Jangan Hanya Ramadan
Ramadan bulan mulia bagi umat muslim. Di negeri mayoritas muslim ini, masyarakat mengharapkan negara mempersiapkan segala yang mendukung tujuan beribadah puasa pada bulan ini, yaitu meraih ketakwaan. Seperti penayangan acara di televisi maupun media lainnya.
Hal ini disambut oleh Komisi Penyiaran Indonesia yang menegaskan selama bulan Ramadan 2021, siaran televisi diperketat. Lembaga penyiaran diminta untuk tidak menampilkan muatan yang mengandung LGBT, hedonistik, mistik, atau sejenisnya. Kemudian mengimbau untuk tidak menampilkan muatan yang bertentangan dengan norma kesusilaan.
Tak dipungkiri, masyarakat kerap dijejali tontonan tak bermutu. Jumlah tontonan yang baik bagi keluarga sangat sedikit dibandingkan yang buruknya. Belum lagi iklan-iklan yang tidak menjaga adab demi meraup keuntungan semata.

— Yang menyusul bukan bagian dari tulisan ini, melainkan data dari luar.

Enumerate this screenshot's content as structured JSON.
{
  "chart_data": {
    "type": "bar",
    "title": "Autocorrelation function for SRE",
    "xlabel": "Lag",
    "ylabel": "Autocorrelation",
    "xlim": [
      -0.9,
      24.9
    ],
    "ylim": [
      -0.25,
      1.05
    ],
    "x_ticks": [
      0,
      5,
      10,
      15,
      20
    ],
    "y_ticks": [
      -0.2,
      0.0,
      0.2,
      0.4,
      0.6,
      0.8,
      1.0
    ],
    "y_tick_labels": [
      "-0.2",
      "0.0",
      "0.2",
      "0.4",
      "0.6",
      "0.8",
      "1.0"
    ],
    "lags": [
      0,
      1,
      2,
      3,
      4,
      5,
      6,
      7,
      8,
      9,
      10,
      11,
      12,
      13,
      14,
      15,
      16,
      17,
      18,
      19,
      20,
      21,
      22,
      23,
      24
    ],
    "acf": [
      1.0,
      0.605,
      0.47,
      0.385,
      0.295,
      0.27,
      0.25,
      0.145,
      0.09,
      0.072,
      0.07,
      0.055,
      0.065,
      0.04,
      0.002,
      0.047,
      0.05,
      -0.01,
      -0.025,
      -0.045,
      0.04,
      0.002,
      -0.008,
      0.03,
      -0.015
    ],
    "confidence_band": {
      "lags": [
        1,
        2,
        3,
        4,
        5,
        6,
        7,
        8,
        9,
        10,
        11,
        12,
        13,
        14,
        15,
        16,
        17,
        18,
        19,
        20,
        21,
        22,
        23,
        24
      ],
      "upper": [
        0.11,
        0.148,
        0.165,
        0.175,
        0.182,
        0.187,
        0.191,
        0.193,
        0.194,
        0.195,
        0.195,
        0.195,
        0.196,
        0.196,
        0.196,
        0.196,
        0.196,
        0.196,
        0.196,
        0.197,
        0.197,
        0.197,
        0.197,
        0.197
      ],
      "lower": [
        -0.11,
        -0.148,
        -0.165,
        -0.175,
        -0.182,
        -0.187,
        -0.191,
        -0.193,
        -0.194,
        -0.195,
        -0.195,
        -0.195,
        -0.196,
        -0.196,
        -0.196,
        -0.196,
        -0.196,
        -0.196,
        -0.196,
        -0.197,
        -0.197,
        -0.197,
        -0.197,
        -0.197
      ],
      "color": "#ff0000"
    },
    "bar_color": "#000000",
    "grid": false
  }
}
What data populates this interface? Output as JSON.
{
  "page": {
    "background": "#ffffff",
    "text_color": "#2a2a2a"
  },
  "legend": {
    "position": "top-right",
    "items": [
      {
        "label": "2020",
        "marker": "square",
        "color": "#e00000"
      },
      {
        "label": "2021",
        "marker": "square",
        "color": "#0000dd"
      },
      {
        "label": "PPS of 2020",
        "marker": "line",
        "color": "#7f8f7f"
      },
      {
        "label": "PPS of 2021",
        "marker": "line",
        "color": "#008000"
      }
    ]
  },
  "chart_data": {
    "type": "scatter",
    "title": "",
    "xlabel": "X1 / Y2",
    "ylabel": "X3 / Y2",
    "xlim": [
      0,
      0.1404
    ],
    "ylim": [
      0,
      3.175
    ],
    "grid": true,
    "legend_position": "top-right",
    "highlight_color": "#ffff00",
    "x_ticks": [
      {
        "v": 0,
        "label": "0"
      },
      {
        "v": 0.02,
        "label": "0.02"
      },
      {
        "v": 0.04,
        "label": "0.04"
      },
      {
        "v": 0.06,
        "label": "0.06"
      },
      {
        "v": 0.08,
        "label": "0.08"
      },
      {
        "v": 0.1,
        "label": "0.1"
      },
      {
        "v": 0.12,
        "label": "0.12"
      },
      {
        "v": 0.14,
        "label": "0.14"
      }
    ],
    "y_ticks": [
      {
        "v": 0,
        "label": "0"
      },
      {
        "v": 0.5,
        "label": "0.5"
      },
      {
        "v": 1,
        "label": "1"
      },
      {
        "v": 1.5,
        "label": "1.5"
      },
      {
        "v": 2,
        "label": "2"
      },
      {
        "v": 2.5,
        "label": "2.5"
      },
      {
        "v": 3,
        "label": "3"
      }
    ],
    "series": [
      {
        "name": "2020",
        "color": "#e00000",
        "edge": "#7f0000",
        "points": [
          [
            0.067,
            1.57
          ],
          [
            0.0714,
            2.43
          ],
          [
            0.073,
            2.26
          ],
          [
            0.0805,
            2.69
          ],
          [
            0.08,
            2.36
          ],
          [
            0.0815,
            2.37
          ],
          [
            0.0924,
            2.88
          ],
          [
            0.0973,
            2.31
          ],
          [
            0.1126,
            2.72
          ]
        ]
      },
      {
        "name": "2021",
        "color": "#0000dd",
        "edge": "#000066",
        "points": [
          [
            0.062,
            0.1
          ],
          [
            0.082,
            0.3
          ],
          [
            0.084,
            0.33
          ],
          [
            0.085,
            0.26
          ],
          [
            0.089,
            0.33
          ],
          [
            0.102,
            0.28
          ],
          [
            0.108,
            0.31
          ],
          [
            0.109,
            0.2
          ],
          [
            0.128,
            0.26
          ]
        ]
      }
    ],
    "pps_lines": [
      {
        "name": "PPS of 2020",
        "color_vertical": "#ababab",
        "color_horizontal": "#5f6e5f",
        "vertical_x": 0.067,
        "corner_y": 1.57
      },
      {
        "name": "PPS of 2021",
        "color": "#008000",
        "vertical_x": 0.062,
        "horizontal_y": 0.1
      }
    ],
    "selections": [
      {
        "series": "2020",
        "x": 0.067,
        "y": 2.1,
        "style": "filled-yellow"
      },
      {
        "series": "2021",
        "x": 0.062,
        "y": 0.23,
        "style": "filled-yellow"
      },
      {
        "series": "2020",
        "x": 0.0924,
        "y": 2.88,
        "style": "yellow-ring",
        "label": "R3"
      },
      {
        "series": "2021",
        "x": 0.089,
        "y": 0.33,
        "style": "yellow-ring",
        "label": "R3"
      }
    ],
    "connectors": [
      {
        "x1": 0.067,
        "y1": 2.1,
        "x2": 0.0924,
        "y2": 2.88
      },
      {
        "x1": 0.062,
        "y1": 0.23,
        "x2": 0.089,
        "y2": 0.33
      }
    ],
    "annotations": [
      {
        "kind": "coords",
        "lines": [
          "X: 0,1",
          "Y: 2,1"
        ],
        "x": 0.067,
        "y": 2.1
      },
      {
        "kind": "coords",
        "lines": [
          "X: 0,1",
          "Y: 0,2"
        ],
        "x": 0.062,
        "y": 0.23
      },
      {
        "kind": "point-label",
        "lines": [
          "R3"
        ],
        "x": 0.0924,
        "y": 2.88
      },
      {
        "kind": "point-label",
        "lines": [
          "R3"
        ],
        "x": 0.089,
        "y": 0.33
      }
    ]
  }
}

Paham kebebasan berekspresi telah dipelihara dalam sistem kapitalis saat ini. Sistem ini memandang masyarakat dengan kacamata bisnis. Bukan manusia yang harus dijaga akalnya. Sekularisme benar-benar telah menjauhkan masyarakat dari agama. Sehingga tayangan yang memupuk keimanan menjadi seremonial belaka yang telah dimoderasi pula.
Berbagai acara di berbagai media sangat berpengaruh bagi pembentukan kepribadian masyarakat. Sangat dibutuhkan tayangan yang mengedukasi, bukan menjerumuskan pada perilaku tak manusiawi. Sehingga jangan hanya Ramadan aturan itu diberlakukan, melainkan setiap waktu agar pemikiran masyarakat semakin bermutu. Sanksi yang tegas harus diterapkan pada penyebar tayangan yang merusak akal.
Sudah seyogyanya negara memegang kendali aturan media untuk terjaganya agama dan akal masyarakat, serta kemaslahatan umat. Bukan membiarkan tayangan yang merusak karena tingginya permintaan dan keuntungan segelintir pihak. Ketinggian berpikir dan adab masyarakat berpengaruh pada keluhuran peradaban suatu bangsa. Sedangkan peradaban luhur hanya bisa diwujudkan dengan sistem Islam yang diterapkan total negara yang akan menjaga akal manusia.